Molina foi senador na Bolívia pelo Plano de Progresso para a Bolívia e fazia oposição ao governo de Evo Morales. Em 2012, foi acusado por corrupção e, alegando perseguição política, conseguiu asilo na Embaixada brasileira na Bolívia. Ali, ficou por mais de um ano.

O parlamentar entrou no Brasil em 2013, quando atravessou de carro a fronteira sul-mato grossense com apoio de fuzileiros navais em uma operação sem autorização do Itamaraty. A vinda dele foi chamada de equivocada pelo governo boliviano e culminou na demissão do ex-ministro das Relações Exteriores, Antônio Patriota.

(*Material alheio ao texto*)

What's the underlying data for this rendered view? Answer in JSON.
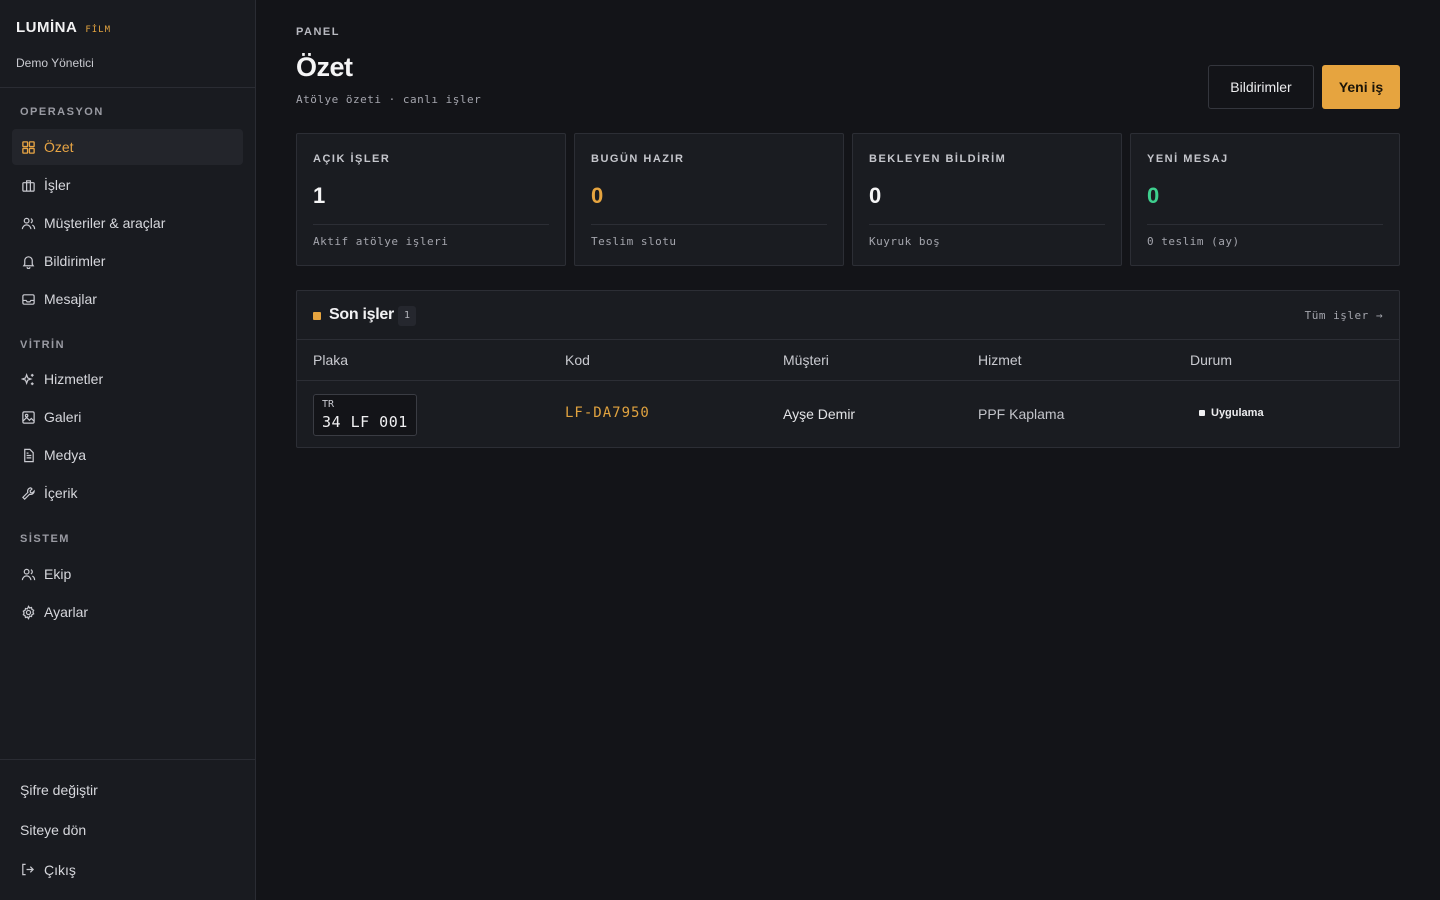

Em agosto de 2015, o Comitê Nacional para os Refugiados (Conare) aprovou a concessão de refúgio a Molina, quando ele conseguiu o registro nacional de estrangeiro e pode ficar legalmente no País. Ele foi ajudado por Eduardo Saboia, diplomata que esteve no hospital na tarde de ontem, mas não quis comentar sobre a segurança do ex-senador: “O desafio é estabilizar o quadro, que ainda é grave”, resumiu. Policiais federais também estiveram na unidade de saúde.

Na Bolívia, Molina foi condenado a um ano de prisão por “abandono do dever” e por “dano econômico ao Estado”. Segundo a denúncia, ele foi responsável por prejuízo de mais de 1,6 milhão de dólares aos cofres públicos em 2000, concedendo recursos de maneira irregular à Universidade Amazônica de Pando. Ele responde a cerca de 20 processos por desacato, venda de bens do Estado e corrupção.